With no new funds coming in, Arizona and the District of Columbia also expect to exhaust their federal dollars in the coming weeks, while a few others like Utah and North Carolina will be out of money by December.
"The problem is one of benign neglect in that (Congress) assumes wrongly that states can continue without renewed funding right away, and they assume dangerously that members of Congress will eventually come together to do the right thing but not making an urgent plan to ensure it's so," Dr. Karen Remley, CEO of the American Academy of Pediatrics, said in a statement.
Congress last funded CHIP through the Medicare Access and CHIP Reauthorization Act, providing nearly $40 billion in federal funding to states for fiscal 2016 and 2017. That funding stream ended Sept. 30.
There was some optimism that Congress would act last week when the Senate Finance Committee and the House Energy and Commerce Committee passed bills allocating $21 billion to $25 billion annually through fiscal 2022. They also eliminate an ACA provision that enhanced federal allotments for the program by 23%, with states receiving matching levels ranging from 88% to 100%. The matching funds would continue through fiscal 2019, fall to 11.5% in fiscal 2020 and be eliminated entirely in fiscal 2021.
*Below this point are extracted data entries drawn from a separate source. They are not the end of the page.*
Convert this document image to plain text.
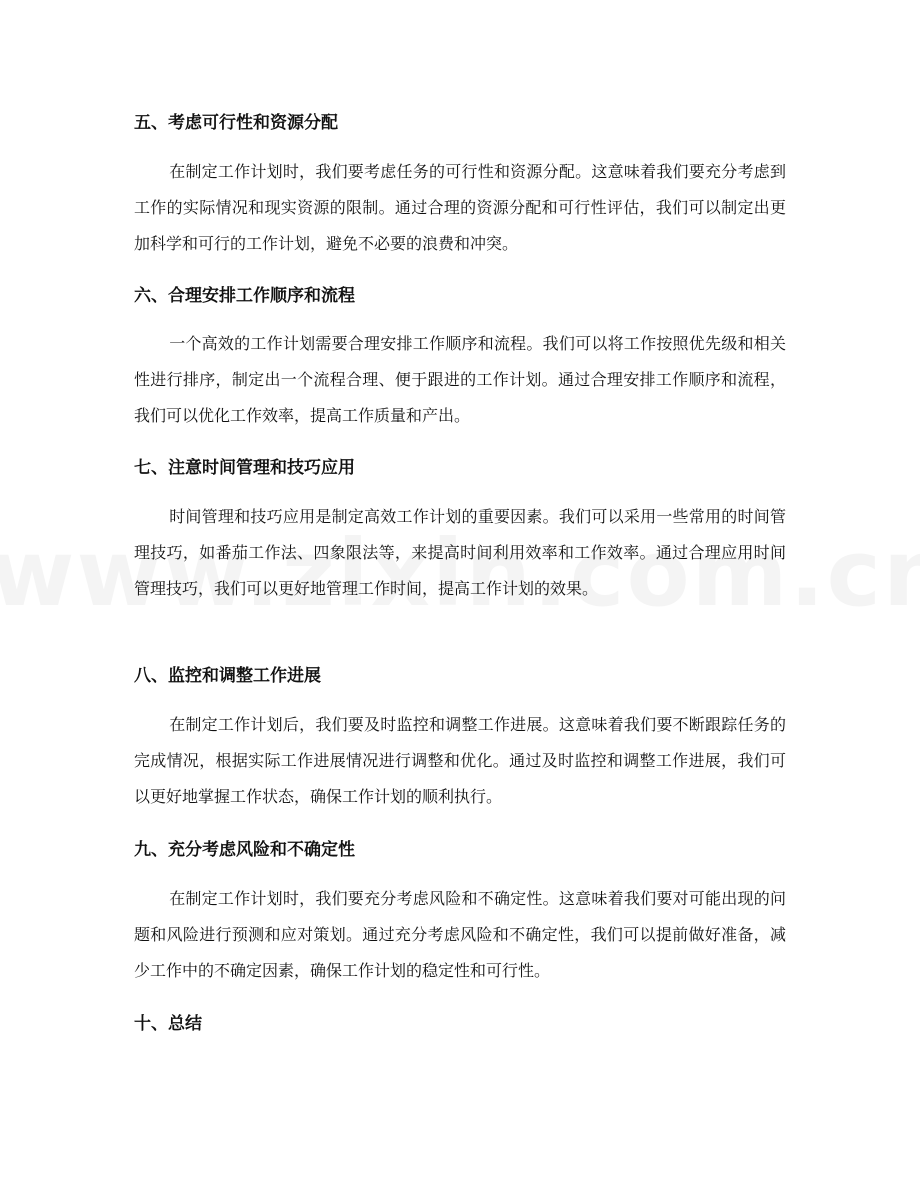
五、考虑可行性和资源分配

在制定工作计划时，我们要考虑任务的可行性和资源分配。这意味着我们要充分考虑到工作的实际情况和现实资源的限制。通过合理的资源分配和可行性评估，我们可以制定出更加科学和可行的工作计划，避免不必要的浪费和冲突。

六、合理安排工作顺序和流程

一个高效的工作计划需要合理安排工作顺序和流程。我们可以将工作按照优先级和相关性进行排序，制定出一个流程合理、便于跟进的工作计划。通过合理安排工作顺序和流程，我们可以优化工作效率，提高工作质量和产出。

七、注意时间管理和技巧应用

时间管理和技巧应用是制定高效工作计划的重要因素。我们可以采用一些常用的时间管理技巧，如番茄工作法、四象限法等，来提高时间利用效率和工作效率。通过合理应用时间管理技巧，我们可以更好地管理工作时间，提高工作计划的效果。

八、监控和调整工作进展

在制定工作计划后，我们要及时监控和调整工作进展。这意味着我们要不断跟踪任务的完成情况，根据实际工作进展情况进行调整和优化。通过及时监控和调整工作进展，我们可以更好地掌握工作状态，确保工作计划的顺利执行。

九、充分考虑风险和不确定性

在制定工作计划时，我们要充分考虑风险和不确定性。这意味着我们要对可能出现的问题和风险进行预测和应对策划。通过充分考虑风险和不确定性，我们可以提前做好准备，减少工作中的不确定因素，确保工作计划的稳定性和可行性。

十、总结
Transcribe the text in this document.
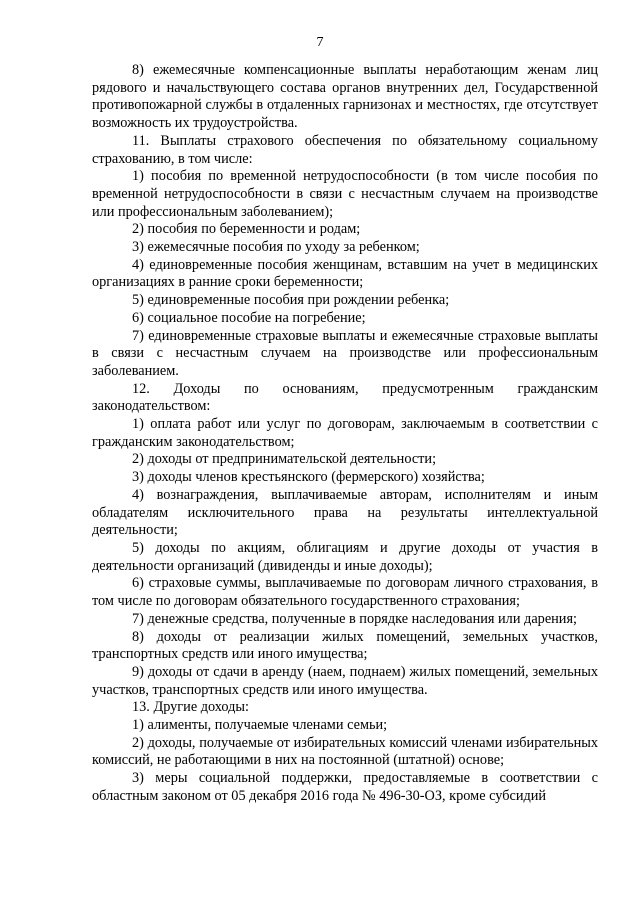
7

8) ежемесячные компенсационные выплаты неработающим женам лиц рядового и начальствующего состава органов внутренних дел, Государственной противопожарной службы в отдаленных гарнизонах и местностях, где отсутствует возможность их трудоустройства.

11. Выплаты страхового обеспечения по обязательному социальному страхованию, в том числе:

1) пособия по временной нетрудоспособности (в том числе пособия по временной нетрудоспособности в связи с несчастным случаем на производстве или профессиональным заболеванием);

2) пособия по беременности и родам;

3) ежемесячные пособия по уходу за ребенком;

4) единовременные пособия женщинам, вставшим на учет в медицинских организациях в ранние сроки беременности;

5) единовременные пособия при рождении ребенка;

6) социальное пособие на погребение;

7) единовременные страховые выплаты и ежемесячные страховые выплаты в связи с несчастным случаем на производстве или профессиональным заболеванием.

12. Доходы по основаниям, предусмотренным гражданским законодательством:

1) оплата работ или услуг по договорам, заключаемым в соответствии с гражданским законодательством;

2) доходы от предпринимательской деятельности;

3) доходы членов крестьянского (фермерского) хозяйства;

4) вознаграждения, выплачиваемые авторам, исполнителям и иным обладателям исключительного права на результаты интеллектуальной деятельности;

5) доходы по акциям, облигациям и другие доходы от участия в деятельности организаций (дивиденды и иные доходы);

6) страховые суммы, выплачиваемые по договорам личного страхования, в том числе по договорам обязательного государственного страхования;

7) денежные средства, полученные в порядке наследования или дарения;

8) доходы от реализации жилых помещений, земельных участков, транспортных средств или иного имущества;

9) доходы от сдачи в аренду (наем, поднаем) жилых помещений, земельных участков, транспортных средств или иного имущества.

13. Другие доходы:

1) алименты, получаемые членами семьи;

2) доходы, получаемые от избирательных комиссий членами избирательных комиссий, не работающими в них на постоянной (штатной) основе;

3) меры социальной поддержки, предоставляемые в соответствии с областным законом от 05 декабря 2016 года № 496-30-ОЗ, кроме субсидий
But there are hang-ups before the bills can pass their respective chambers. The Senate committee failed to include any budget offsets to fund the program and now realizes that it must do so, according to committee spokesman Taylor Harvey. Senators, however, were scheduled to be on a weeklong recess starting Oct. 9.
And then there's the partisan divide that impacts everything in Washington these days. House Democrats slammed a Republican proposal to partially pay for CHIP by charging higher Medicare premiums to seniors earning more than $500,000.
"Here we are with a partisan bill that asks for coverage of children on the backs of seniors," said Rep. Diana DeGette (D-Colo.).
Republicans were confused as to why Democrats were against charging wealthy seniors roughly $135 more per month on average to ensure coverage for poor children.
Offsets may not be the only thing that slows the process. Sen. Pat Toomey (R-Pa.), who was the sole no vote on moving the bill out of committee, has vowed to introduce an amendment that would prevent members of Congress from appropriating CHIP funds for items not related to the program.
Toomey pointed to a Congressional Research Service finding that $42 billion in unspent, CHIP-allocated funds had been redirected to unrelated programs via the appropriations process since 2009. The most recent continuing resolution drew $2.65 billion from excess CHIP funding to spend on unrelated programs.
States have statutory time lines in which they must alert CHIP enrollees if there will be a coverage change due to loss of federal funds. So even if a state has enough funding to make it through Dec. 31, they would need to send out letters to enrollees 30 to 60 days before an expected change.